Rousseau- extraits du contrat social

[Le contrat social : l’individu abandonne sa liberté naturelle pour sa liberté de citoyen, déterminée par le Moi collectif]

 

« [Le pacte social] se réduit aux termes suivants: «Chacun de nous met en commun sa personne et toute sa puissance sous la suprême direction de la volonté générale; et nous recevons en corps chaque membre comme partie indivisible du tout.» »

« À l'instant, au lieu de la personne particulière de chaque contractant, cet acte d'association produit un corps moral et collectif, composé d'autant de membres que l'assemblée a de voix, lequel reçoit de ce même acte son unité, son moi commun, sa vie et sa volonté. »

                       

[La souveraineté appartient au peuple. Le pouvoir exécutif ne fait qu’appliquer sa volonté législative]

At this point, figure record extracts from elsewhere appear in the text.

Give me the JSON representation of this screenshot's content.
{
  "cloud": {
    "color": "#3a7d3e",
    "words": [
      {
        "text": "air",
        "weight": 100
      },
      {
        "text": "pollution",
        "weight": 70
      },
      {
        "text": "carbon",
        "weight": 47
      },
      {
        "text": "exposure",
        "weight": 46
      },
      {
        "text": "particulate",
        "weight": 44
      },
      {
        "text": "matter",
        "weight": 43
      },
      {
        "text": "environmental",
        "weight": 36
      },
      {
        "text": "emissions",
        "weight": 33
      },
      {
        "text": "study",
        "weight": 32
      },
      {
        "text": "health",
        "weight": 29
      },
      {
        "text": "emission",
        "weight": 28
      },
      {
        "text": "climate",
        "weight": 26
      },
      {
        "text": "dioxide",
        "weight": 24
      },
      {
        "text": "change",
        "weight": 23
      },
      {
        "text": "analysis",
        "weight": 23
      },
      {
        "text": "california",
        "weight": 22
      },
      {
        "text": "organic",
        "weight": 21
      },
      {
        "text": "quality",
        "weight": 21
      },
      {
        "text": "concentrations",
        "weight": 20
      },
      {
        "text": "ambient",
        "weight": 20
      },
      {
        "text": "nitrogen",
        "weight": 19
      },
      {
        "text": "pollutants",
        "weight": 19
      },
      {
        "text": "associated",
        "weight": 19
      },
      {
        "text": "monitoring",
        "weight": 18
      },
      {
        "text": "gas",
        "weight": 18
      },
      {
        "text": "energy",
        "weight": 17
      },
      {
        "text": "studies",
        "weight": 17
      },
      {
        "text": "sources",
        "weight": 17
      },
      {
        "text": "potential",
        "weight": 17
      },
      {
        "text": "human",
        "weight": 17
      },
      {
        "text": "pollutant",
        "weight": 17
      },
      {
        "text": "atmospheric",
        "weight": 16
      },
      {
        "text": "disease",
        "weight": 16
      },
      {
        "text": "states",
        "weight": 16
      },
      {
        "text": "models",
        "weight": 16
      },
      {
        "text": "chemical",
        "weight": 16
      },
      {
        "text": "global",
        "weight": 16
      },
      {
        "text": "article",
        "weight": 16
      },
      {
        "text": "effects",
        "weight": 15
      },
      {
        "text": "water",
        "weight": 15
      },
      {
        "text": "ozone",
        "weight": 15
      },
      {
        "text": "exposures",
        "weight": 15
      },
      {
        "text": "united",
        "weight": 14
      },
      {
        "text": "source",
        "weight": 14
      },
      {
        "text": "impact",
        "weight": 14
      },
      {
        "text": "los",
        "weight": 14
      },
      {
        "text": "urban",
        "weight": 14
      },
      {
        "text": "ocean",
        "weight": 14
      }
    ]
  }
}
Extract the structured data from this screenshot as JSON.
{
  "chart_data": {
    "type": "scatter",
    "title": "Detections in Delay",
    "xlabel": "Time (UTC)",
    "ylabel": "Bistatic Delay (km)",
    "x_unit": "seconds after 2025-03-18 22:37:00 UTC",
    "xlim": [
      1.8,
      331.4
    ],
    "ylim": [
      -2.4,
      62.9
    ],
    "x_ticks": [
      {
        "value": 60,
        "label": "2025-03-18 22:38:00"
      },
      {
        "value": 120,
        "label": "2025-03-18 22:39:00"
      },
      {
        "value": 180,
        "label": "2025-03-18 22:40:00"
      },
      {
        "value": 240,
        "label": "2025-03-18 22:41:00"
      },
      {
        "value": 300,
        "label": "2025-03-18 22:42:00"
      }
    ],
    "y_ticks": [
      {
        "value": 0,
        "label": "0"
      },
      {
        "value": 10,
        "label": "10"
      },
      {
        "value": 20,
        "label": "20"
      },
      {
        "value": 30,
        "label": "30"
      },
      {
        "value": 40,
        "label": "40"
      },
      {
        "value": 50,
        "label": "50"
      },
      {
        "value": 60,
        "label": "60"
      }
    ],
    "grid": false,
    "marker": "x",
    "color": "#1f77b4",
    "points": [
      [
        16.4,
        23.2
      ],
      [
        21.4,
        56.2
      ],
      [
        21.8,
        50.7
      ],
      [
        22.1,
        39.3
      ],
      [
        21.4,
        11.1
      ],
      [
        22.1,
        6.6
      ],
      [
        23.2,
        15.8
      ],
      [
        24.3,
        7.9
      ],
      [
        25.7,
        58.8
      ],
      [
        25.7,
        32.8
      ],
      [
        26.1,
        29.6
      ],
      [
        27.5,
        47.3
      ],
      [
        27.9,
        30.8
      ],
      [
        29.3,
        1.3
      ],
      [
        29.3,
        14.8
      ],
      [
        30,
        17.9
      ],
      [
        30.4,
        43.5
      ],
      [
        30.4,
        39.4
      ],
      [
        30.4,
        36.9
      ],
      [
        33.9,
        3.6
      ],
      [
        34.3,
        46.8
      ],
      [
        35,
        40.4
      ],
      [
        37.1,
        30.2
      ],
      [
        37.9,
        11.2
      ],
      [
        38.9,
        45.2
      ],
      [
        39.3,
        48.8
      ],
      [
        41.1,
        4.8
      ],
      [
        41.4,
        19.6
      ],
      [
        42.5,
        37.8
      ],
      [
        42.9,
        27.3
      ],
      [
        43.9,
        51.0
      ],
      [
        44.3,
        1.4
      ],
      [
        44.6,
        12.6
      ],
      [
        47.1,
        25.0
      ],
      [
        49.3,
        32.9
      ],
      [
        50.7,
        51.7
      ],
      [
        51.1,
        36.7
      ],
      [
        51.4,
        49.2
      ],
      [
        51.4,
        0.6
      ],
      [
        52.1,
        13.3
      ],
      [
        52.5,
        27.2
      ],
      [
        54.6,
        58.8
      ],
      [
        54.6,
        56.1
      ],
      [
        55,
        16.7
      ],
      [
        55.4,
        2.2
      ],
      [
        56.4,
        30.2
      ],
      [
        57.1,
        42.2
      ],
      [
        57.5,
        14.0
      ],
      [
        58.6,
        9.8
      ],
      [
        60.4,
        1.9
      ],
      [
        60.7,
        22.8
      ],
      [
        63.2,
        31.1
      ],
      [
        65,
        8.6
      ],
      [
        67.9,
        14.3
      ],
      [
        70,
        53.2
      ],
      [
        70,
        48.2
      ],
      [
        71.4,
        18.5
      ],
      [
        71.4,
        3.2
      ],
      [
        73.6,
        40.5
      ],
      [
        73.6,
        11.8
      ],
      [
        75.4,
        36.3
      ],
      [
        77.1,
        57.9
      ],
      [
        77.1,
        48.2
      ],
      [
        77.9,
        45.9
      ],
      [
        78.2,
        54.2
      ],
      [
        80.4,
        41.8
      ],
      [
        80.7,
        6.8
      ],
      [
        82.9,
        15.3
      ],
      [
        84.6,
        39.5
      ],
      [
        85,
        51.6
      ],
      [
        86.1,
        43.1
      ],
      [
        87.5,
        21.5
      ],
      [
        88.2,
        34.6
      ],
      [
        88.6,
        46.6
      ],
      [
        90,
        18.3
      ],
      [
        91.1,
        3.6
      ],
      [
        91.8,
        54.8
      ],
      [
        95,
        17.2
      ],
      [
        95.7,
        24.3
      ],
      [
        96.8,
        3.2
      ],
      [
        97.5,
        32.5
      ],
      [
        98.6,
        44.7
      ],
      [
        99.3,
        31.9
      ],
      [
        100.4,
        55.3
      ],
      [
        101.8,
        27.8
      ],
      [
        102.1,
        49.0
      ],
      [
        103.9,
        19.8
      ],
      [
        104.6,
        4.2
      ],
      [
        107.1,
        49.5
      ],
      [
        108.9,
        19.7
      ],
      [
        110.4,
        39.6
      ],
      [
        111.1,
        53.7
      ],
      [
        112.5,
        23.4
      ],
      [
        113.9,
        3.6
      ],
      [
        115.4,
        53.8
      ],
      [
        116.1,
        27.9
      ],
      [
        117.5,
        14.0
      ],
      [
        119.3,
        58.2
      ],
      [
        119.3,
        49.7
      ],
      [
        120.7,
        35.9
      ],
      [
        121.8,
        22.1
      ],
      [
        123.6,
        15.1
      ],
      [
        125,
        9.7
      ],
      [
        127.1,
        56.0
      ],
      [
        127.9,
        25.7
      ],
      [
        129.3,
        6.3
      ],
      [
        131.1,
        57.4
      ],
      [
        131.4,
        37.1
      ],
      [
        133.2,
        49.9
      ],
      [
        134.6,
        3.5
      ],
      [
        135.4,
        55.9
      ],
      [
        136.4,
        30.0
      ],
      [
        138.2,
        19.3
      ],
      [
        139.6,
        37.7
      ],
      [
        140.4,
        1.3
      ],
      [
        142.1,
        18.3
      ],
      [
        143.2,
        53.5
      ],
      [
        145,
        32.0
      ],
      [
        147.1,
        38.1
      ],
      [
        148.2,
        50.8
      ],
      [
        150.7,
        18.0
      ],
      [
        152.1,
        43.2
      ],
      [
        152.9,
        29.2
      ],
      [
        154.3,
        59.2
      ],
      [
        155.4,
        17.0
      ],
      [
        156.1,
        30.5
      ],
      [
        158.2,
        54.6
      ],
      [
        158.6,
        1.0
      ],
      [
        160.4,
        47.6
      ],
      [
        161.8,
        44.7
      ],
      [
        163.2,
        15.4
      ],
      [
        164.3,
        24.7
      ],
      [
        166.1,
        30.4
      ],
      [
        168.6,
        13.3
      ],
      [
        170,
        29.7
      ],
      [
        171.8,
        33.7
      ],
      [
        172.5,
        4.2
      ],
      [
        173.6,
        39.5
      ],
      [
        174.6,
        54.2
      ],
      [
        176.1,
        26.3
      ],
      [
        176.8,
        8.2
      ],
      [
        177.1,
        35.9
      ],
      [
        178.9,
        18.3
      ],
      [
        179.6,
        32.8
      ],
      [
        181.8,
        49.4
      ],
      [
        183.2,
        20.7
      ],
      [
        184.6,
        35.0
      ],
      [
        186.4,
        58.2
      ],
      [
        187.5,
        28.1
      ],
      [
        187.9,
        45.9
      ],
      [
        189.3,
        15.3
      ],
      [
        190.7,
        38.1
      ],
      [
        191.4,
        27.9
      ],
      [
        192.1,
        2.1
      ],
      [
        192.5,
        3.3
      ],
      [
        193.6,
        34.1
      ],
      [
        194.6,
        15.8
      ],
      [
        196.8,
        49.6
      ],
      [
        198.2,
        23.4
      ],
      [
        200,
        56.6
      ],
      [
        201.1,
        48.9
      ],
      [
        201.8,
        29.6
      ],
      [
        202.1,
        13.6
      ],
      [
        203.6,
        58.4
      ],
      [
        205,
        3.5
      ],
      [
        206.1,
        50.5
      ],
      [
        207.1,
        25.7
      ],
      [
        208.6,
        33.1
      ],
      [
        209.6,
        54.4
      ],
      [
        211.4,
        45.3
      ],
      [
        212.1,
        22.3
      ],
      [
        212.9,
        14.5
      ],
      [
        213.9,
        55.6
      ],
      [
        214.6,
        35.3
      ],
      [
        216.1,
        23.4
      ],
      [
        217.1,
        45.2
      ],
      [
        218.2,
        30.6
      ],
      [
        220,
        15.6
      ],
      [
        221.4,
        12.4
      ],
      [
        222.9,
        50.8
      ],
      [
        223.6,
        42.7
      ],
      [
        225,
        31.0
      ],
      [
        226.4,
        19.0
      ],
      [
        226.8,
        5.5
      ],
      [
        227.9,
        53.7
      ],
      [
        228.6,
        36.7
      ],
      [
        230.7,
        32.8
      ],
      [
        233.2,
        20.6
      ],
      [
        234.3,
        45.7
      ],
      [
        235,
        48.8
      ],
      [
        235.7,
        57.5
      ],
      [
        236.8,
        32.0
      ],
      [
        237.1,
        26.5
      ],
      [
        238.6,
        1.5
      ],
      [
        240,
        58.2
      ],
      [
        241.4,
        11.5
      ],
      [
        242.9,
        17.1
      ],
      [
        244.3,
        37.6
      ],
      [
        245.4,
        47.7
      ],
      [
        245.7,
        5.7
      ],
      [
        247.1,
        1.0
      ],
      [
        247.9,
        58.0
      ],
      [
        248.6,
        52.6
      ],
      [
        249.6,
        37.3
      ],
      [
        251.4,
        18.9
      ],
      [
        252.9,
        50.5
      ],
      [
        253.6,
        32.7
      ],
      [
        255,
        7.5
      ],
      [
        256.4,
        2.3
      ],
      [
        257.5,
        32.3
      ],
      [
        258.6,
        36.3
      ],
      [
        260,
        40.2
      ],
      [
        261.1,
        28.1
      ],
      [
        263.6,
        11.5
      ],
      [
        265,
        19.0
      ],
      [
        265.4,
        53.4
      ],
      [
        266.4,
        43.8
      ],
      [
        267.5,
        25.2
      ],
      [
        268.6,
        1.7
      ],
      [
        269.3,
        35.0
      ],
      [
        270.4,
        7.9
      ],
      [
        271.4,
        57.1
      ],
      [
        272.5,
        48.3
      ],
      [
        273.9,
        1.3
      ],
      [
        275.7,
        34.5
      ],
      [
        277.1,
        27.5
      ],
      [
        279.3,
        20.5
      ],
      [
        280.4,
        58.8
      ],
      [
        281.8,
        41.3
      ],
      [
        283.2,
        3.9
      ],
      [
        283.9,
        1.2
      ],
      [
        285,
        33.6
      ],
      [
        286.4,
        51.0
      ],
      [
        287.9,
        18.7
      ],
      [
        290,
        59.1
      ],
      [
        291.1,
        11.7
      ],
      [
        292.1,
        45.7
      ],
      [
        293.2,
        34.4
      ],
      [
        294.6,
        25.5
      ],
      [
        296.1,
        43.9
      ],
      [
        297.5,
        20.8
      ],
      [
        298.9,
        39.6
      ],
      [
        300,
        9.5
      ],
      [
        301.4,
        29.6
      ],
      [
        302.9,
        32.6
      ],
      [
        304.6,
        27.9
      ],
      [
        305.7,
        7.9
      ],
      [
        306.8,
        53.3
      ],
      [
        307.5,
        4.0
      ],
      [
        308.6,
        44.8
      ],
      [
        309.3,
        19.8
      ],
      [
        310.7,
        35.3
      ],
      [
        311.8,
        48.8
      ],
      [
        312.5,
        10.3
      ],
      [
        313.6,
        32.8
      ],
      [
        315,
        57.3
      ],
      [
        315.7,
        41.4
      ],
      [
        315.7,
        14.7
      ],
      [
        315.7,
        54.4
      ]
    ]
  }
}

Il n’y a donc point de liberté sans Lois, ni où quelqu’un est au-dessus des Lois  (…). Un peuple libre obéit, mais il ne sert pas ; il a des chefs et non pas des maîtres ; il obéit aux Lois, mais il n’obéit qu’aux Lois, et c’est par la force des lois qu’il n’obéit pas aux hommes. Toutes les barrières qu’on donne dans les Républiques au pouvoir des Magistrats ne sont établies que pour garantir de leurs atteintes l’enceinte sacrée des Lois : ils en sont les Ministres, non les arbitres ; ils doivent les garder, non les enfreindre. Un peuple est libre, quelque forme qu’ait son Gouvernement, quand dans celui qui le gouverne il ne voit point l’homme, mais l’organe de la Loi.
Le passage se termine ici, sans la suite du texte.